Si dice che la forza politica dell’Akp sia nelle campagne anatoliche. E’ vero. Ma se la cosmopolita e fascinosa Istanbul, dove i seguaci del laicismo kemalista non demordono, vede allargarsi sempre più la presenza fisica dell’islamismo esibito, e non solo dalle donne velate, altri serbatoi di consenso sono nel sud-ovest o nella Cappadocia profonda e ovunque s’è radicata la borghesia dei piccoli e medi imprenditori del cosiddetto ‘calvinismo islamico’. I padroncini che per le proprie maestranze sostituiscono la pausa per la sigaretta con quella per la preghiera. Producono di tutto, dai mobili al tessile, anche se con loro il governo deve fare i conti per due peccati mortali: l’infortunistica e l’evasione fiscale. La prima ha percentuali inferiori alle nostre (tre morti al giorno contro il ‘trevirgolaottantasette’ italiano) anche se spesso i dati sono falsati dall’occupazione in nero. Per dar fede al programma di giustizia (adalet) insito nel nome dell’Akp il premier ha perorato alcune leggi e nel 2009 il ministero della salute ha vietato, ad esempio, la pratica della sabbiatura per sbiancare i jeans che faceva ammalare di silicosi gli addetti (5000 i casi accertati). Ma nel distretto industriale di Kayseri, dove ora si creano manufatti per Rifle e Levis e un tempo si costruivano aerei e carri armati, la mortalità da lavoro continua a essere drammaticamente elevata. Gli esperti d’infortunistica accusano la flessibilità, che secondo il dogma della globalizzazione chiede all’operaio di obbedire senza fare domande, e la frammentazione della filiera produttiva che incentiva i subappalti. Chi sta nei cantieri navali a Tuzla o Trebisonda queste storie le conosce bene. Dal canto suo lo Stato non può esimersi dalla responsabilità di controllore e chi vuol governare deve misurarsi con una moderna legislazione e soprattutto con la sua applicazione, visto che in certi casi le normative esistono.

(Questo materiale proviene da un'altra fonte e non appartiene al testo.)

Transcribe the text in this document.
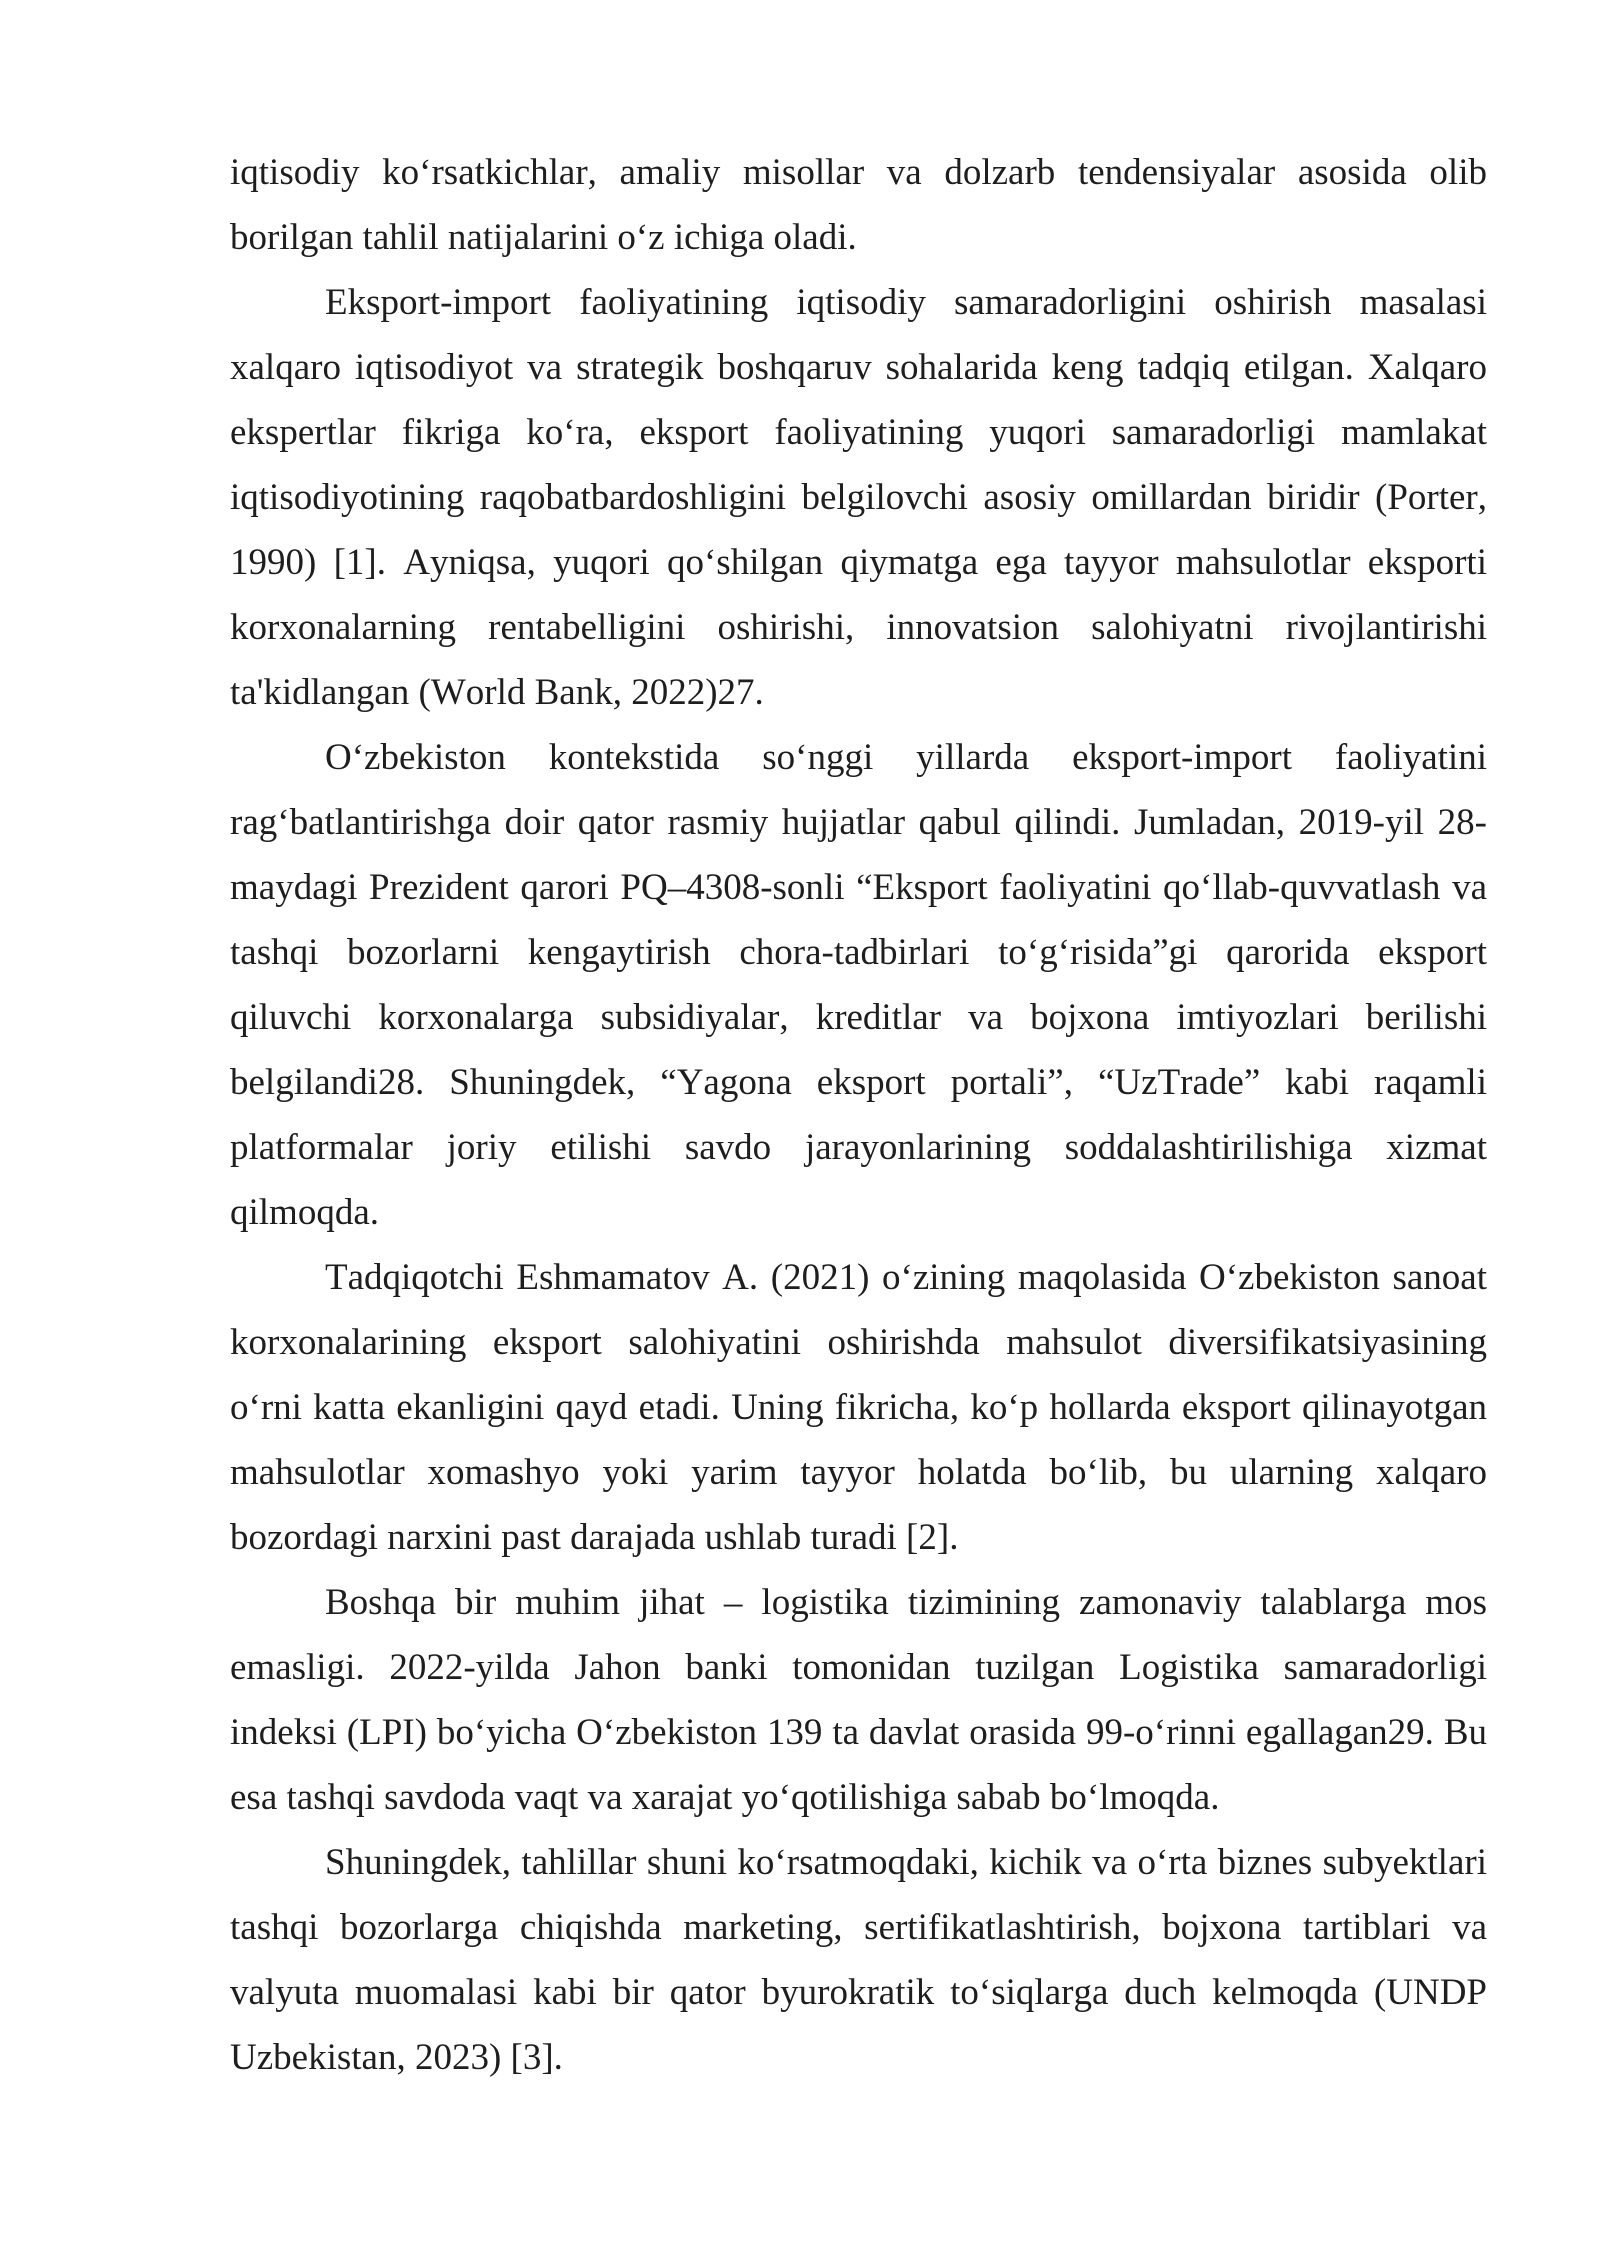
iqtisodiy ko‘rsatkichlar, amaliy misollar va dolzarb tendensiyalar asosida olib
borilgan tahlil natijalarini o‘z ichiga oladi.

Eksport-import faoliyatining iqtisodiy samaradorligini oshirish masalasi
xalqaro iqtisodiyot va strategik boshqaruv sohalarida keng tadqiq etilgan. Xalqaro
ekspertlar fikriga ko‘ra, eksport faoliyatining yuqori samaradorligi mamlakat
iqtisodiyotining raqobatbardoshligini belgilovchi asosiy omillardan biridir (Porter,
1990) [1]. Ayniqsa, yuqori qo‘shilgan qiymatga ega tayyor mahsulotlar eksporti
korxonalarning rentabelligini oshirishi, innovatsion salohiyatni rivojlantirishi
ta'kidlangan (World Bank, 2022)27.

O‘zbekiston kontekstida so‘nggi yillarda eksport-import faoliyatini
rag‘batlantirishga doir qator rasmiy hujjatlar qabul qilindi. Jumladan, 2019-yil 28-
maydagi Prezident qarori PQ–4308-sonli “Eksport faoliyatini qo‘llab-quvvatlash va
tashqi bozorlarni kengaytirish chora-tadbirlari to‘g‘risida”gi qarorida eksport
qiluvchi korxonalarga subsidiyalar, kreditlar va bojxona imtiyozlari berilishi
belgilandi28. Shuningdek, “Yagona eksport portali”, “UzTrade” kabi raqamli
platformalar joriy etilishi savdo jarayonlarining soddalashtirilishiga xizmat
qilmoqda.

Tadqiqotchi Eshmamatov A. (2021) o‘zining maqolasida O‘zbekiston sanoat
korxonalarining eksport salohiyatini oshirishda mahsulot diversifikatsiyasining
o‘rni katta ekanligini qayd etadi. Uning fikricha, ko‘p hollarda eksport qilinayotgan
mahsulotlar xomashyo yoki yarim tayyor holatda bo‘lib, bu ularning xalqaro
bozordagi narxini past darajada ushlab turadi [2].

Boshqa bir muhim jihat – logistika tizimining zamonaviy talablarga mos
emasligi. 2022-yilda Jahon banki tomonidan tuzilgan Logistika samaradorligi
indeksi (LPI) bo‘yicha O‘zbekiston 139 ta davlat orasida 99-o‘rinni egallagan29. Bu
esa tashqi savdoda vaqt va xarajat yo‘qotilishiga sabab bo‘lmoqda.

Shuningdek, tahlillar shuni ko‘rsatmoqdaki, kichik va o‘rta biznes subyektlari
tashqi bozorlarga chiqishda marketing, sertifikatlashtirish, bojxona tartiblari va
valyuta muomalasi kabi bir qator byurokratik to‘siqlarga duch kelmoqda (UNDP
Uzbekistan, 2023) [3].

Però su questo fronte le leggi di mercato rischiano di diventare l’unico verbo di certa imprenditoria che orienta la politica. I lavoratori musulmani non avranno sorriso alla notizia delle recenti norme varate per loro dal Parlamento in materia di salute. Esse prevedono la privatizzazione degli istituti preposti ai controlli, un successo per i padroncini islamici visto che nelle loro aziende si verifica il 50% degli incidenti. Finora l’astuto Erdoğan ha giocato a nascondino, da tempo il suo partito afferma di voler predisporre una legge ad hoc per la tutela della salute nei luoghi di lavoro. Ma sostiene di volerlo fare democraticamente e con ampia condivisione insieme alle Confederazioni del lavoro e agli Ordini di categoria di medici, ingegneri, architetti. Finora non è accaduto nulla e di lavoro anche in Turchia si continua a morire senza nessuna benedizione di Allah.